Today marks the 150th anniversary of the Battle of Antietam, the bloodiest day of the Civil War and one of the most important military operations of the conflict. The battle forced Confederate Gen. Robert E. Lee to retreat back to Southern soil, giving a timely boost to Northern morale and emboldening President Abraham Lincoln to issue the preliminary Emancipation Proclamation announcing his decision to free the slaves in areas of rebellion.
The Battle of Antietam stamp features a reproduction of an 1887 painting by Thure de Thulstrup. The painting was one of a series of popular prints commissioned in the 1880s by Boston publisher Louis Prang & Co. to commemorate the Civil War.
During the summer of 1862, Confederate forces rebounded from a series of setbacks that had them teetering on the edge of defeat earlier in the year. The South’s victory in Northern Virginia at Second Bull Run, in late August, especially reversed the tide of the war. Whereas earlier Union Gen. George B. McClellan and his Army of the Potomac seemed poised to strike at the Confederacy’s capital at Richmond, Virginia, now Confederate Gen. Robert E. Lee and his Army of Northern Virginia were on the offensive.
In early September, Lee decided to build on the momentum of Second Bull Run by invading the North. A victory in Maryland, where he hoped to rally southern sympathizers to his side, might finally convince Britain and France to recognize the Confederate States of America.
To prevent such a calamity, President Abraham Lincoln ordered McClellan to pursue Lee after his army crossed the Potomac River into Maryland. Lincoln saw an opportunity to take advantage of Lee’s vulnerability as his army moved away from its home base. With superior numbers and the good fortune of obtaining a copy of Lee’s strategic plans, McClellan had advantages that gave Lee pause. But Lee was reluctant to retreat, and—bolstered by news that Confederate General Thomas “Stonewall” Jackson had captured Harpers Ferry—decided to confront McClellan and concentrate his forces along the banks of Antietam Creek, near Sharpsburg, Maryland.
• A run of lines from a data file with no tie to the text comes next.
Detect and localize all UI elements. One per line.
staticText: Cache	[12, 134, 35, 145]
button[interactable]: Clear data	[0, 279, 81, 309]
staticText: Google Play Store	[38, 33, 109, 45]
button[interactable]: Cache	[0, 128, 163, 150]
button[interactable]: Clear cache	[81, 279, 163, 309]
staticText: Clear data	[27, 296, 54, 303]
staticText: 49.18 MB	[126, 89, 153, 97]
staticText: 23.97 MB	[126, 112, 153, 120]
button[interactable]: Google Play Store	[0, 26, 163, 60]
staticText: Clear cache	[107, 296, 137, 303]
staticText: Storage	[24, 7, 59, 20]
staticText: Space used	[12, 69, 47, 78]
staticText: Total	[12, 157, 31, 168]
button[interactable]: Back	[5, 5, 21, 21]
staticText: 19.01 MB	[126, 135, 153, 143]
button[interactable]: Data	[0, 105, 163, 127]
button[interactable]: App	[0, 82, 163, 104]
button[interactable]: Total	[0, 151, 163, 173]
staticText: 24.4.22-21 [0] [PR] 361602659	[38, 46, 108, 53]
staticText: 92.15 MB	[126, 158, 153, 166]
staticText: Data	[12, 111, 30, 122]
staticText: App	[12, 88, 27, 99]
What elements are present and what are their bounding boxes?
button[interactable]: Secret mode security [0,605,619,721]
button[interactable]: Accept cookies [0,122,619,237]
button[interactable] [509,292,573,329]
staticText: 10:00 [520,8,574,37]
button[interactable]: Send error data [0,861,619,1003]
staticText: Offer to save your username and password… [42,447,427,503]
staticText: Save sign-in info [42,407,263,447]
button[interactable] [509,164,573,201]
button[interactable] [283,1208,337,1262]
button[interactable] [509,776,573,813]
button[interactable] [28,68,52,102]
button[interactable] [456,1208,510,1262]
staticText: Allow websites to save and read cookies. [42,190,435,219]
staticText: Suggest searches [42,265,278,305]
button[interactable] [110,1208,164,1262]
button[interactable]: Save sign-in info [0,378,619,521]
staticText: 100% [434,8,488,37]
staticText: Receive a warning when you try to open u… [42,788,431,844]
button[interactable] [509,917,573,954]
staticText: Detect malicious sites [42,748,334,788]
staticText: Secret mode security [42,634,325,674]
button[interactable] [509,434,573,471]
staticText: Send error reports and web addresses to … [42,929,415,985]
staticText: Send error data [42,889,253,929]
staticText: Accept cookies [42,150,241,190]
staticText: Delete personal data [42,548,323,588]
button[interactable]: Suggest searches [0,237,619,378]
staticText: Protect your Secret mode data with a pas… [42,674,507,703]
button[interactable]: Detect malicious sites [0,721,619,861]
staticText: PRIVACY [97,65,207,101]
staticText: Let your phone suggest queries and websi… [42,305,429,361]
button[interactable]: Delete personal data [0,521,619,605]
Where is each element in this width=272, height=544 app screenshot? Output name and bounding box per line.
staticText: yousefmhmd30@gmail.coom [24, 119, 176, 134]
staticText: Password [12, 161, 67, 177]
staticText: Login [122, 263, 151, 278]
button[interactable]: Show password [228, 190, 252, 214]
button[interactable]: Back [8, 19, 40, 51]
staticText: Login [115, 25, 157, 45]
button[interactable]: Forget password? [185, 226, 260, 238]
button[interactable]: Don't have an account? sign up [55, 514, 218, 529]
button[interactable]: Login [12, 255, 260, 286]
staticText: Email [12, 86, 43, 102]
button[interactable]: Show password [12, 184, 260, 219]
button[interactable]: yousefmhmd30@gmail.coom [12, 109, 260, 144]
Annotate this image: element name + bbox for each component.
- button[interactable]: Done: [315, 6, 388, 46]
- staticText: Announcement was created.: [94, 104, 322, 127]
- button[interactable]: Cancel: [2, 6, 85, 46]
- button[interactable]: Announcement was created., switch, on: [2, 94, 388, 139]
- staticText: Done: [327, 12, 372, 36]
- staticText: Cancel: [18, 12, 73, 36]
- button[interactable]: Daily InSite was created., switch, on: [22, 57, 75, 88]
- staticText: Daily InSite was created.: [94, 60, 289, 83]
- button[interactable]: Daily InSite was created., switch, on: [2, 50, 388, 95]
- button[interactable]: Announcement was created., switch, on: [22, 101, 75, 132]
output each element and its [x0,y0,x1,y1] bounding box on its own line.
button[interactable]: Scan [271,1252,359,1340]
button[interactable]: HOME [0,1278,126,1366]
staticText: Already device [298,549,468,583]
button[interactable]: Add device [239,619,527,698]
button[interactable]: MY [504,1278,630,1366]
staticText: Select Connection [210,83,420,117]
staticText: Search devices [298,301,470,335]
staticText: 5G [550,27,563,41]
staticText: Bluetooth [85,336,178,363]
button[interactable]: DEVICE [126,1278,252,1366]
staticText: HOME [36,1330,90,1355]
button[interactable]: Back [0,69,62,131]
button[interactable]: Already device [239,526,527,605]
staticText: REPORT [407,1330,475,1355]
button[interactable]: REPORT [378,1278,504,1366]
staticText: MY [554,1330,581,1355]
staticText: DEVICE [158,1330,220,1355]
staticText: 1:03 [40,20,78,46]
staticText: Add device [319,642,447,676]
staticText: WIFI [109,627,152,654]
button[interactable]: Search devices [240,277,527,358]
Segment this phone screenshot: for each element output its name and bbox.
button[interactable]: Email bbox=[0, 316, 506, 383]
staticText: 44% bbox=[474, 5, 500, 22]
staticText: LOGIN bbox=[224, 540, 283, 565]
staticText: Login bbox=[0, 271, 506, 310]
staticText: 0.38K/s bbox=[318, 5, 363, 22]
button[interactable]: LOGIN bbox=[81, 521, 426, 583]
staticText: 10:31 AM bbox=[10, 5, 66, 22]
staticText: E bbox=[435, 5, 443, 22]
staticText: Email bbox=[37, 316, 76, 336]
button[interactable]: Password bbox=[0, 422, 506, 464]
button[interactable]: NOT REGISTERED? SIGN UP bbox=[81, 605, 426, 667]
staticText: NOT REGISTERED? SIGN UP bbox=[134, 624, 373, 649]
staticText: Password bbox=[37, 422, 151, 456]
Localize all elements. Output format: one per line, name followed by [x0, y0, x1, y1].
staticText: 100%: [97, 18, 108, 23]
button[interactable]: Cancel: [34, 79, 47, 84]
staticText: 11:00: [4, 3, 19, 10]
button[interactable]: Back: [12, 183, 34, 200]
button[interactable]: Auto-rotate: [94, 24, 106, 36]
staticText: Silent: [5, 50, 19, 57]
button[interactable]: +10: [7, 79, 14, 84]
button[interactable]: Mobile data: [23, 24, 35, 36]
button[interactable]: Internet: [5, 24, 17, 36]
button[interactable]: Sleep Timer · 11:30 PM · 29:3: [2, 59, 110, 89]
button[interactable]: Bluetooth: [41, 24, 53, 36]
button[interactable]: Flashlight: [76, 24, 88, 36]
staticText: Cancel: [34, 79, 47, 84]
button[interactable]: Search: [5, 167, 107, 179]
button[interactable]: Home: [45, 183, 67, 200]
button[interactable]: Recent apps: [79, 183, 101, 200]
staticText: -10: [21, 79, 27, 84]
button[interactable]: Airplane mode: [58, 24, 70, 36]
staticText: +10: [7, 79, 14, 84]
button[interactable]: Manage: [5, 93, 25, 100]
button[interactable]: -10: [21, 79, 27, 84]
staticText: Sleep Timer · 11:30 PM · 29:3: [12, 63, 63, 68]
It was this fateful decision that led to the bloodiest day of the Civil War, on September 17, 1862.
The Battle of Antietam began at dawn, with Union troops outnumbering the Confederates by two to one. The ever-cautious McClellan believed, however, that his forces were outnumbered, so he kept a large number of troops in reserve. He attacked Lee’s forces piecemeal rather than all at once, allowing Lee to shift troops around to meet the different threats. Union soldiers were attacking the right flank of Lee’s army late in the afternoon when Confederate reinforcements arrived from Harpers Ferry and mounted a counterattack. With more than a quarter of his troops killed or wounded in the battle, Lee withdrew from the field and retreated to Virginia during the night of September 18.
The soldiers on both sides were said to have fought like there was no tomorrow, in settings later memorialized as Bloody Lane, the Cornfield, and Burnside’s Bridge. Photographer Mathew Brady vividly captured and exhibited the gruesome consequences of the battle. As the New York Times reported, “Mr. Brady has done something to bring home to us the terrible reality and earnestness of war. If he has not brought bodies and laid them in our door-yards and along the streets, he has done something very like it.”
Although the Union victory was limited—McClellan failed to pursue and crush Lee’s troops as they retreated—the Battle of Antietam was one of the most important military operations of the Civil War. Aside from forestalling foreign recognition of the Confederate states, the battle gave a tremendous boost to Northern morale. The New York Times, for example, exulted that September 17 would “hereafter be looked upon as an epoch in the history of the rebellion, from which will date the inauguration of its downfall.”
The Battle of Antietam stamp was issued earlier this year, along with a stamp depicting the Battle of New Orleans, as part of a series commemorating the 150th anniversary of the Civil War, which engulfed the nation from 1861 to 1865. A souvenir sheet of two stamp designs is being issued through 2015 for each year of the war.